The organisms, protists called choanoflagellates, or choanos, eat bacteria and serve as a source of food for small ocean animals like krill.

Detailed in a paper pubilished this week in the journal Cell, the discovery was the first known example of bacteria triggering mating in a eukaryote, a group that includes all plants and animals.

Five years ago, the lab of Nicole King, a professor of molecular and cell biology at the University of California, Berkeley, discovered that marine bacterium Algoriphagus machipongonensis makes the choanoflagellate Salpingoeca rosetta, or S. rosetta, form colonies reminiscent of an animal embryo.

The multicellular colonies do not involve mating, but could help the organism more efficiently harvest bacterial food from the environment.

In the new study, by researchers at King's lab and those at the lab of Jon Clardy at Harvard Medical School, the bioluminescent marine bacterium Vibrio fischeri triggers the S. rosetta to swarm and mate.

Results from the study show that Vibrio bacteria elicit a rapid response, with large percentages of cells mating within hours.

The researchers was able to track down the trigger - a protein constantly secreted by the bacteria, which they dubbed EroS, and found that EroS is a chondroitinase, an enzyme that degrades a specific type of sulfated molecule found in the extracellular matrix of S. rosetta that was previously thought to be exclusive to animals.

In addition, they found that if this enzymatic function was inhibited, swarming did not occur, and that chondroitinases from other aquatic bacteria reproduced the aphrodisiacal effects.

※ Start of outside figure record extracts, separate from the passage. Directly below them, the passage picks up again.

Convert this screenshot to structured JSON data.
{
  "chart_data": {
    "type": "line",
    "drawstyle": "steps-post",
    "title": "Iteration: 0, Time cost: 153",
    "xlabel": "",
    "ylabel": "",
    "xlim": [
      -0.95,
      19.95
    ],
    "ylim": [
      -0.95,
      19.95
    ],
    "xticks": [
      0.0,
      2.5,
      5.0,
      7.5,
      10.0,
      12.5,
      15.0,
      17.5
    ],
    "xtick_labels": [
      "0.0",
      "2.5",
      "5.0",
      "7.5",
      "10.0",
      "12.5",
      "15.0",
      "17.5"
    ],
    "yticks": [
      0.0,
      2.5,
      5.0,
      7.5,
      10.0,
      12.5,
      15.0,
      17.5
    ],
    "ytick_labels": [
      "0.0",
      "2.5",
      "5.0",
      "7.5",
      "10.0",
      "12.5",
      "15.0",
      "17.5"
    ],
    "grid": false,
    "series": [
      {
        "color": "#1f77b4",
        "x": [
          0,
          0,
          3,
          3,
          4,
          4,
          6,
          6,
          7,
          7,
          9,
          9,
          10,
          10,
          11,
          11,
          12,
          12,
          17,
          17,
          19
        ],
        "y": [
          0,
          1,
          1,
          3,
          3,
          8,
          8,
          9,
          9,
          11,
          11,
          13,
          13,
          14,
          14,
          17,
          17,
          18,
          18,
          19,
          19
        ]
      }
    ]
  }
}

"Choanoflagellates have a lot of flexibility in their life history. They can go on and on being asexual, but now we've found that they can also be sexual, and that the switch to sexuality is induced by a bacterial cue within an hour after exposure," King was quoted as explaining in a news release from UC Berkeley on Friday.

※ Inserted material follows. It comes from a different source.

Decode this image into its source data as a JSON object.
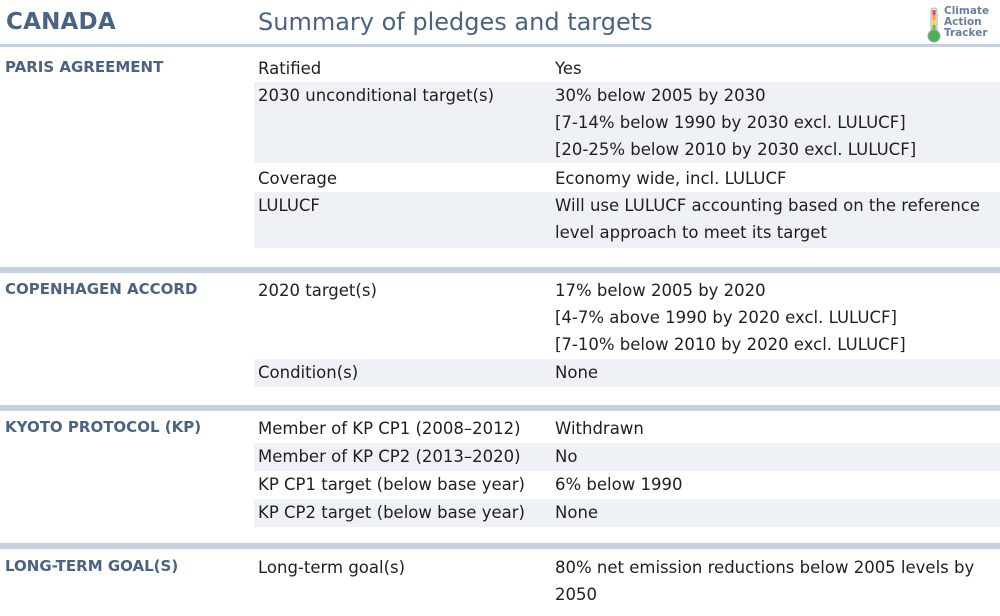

The discovery suggests that other creatures, including some that have been difficult to study in the lab because they fail to mate, may need a little bacterial aphrodisiac to get it on. "One possibility is that these animals need particular cues from environmental bacteria that are not being provided in the lab," King said.

As for implications for animals like humans and their bacterial partners, the so-called microbiome, she noted, adding "we hope that by studying choanos, which are really simple, that we can identify key molecules and then go into the more complex environment of the gut microbiome, for instance, and see whether some of these molecules matter in that context as well."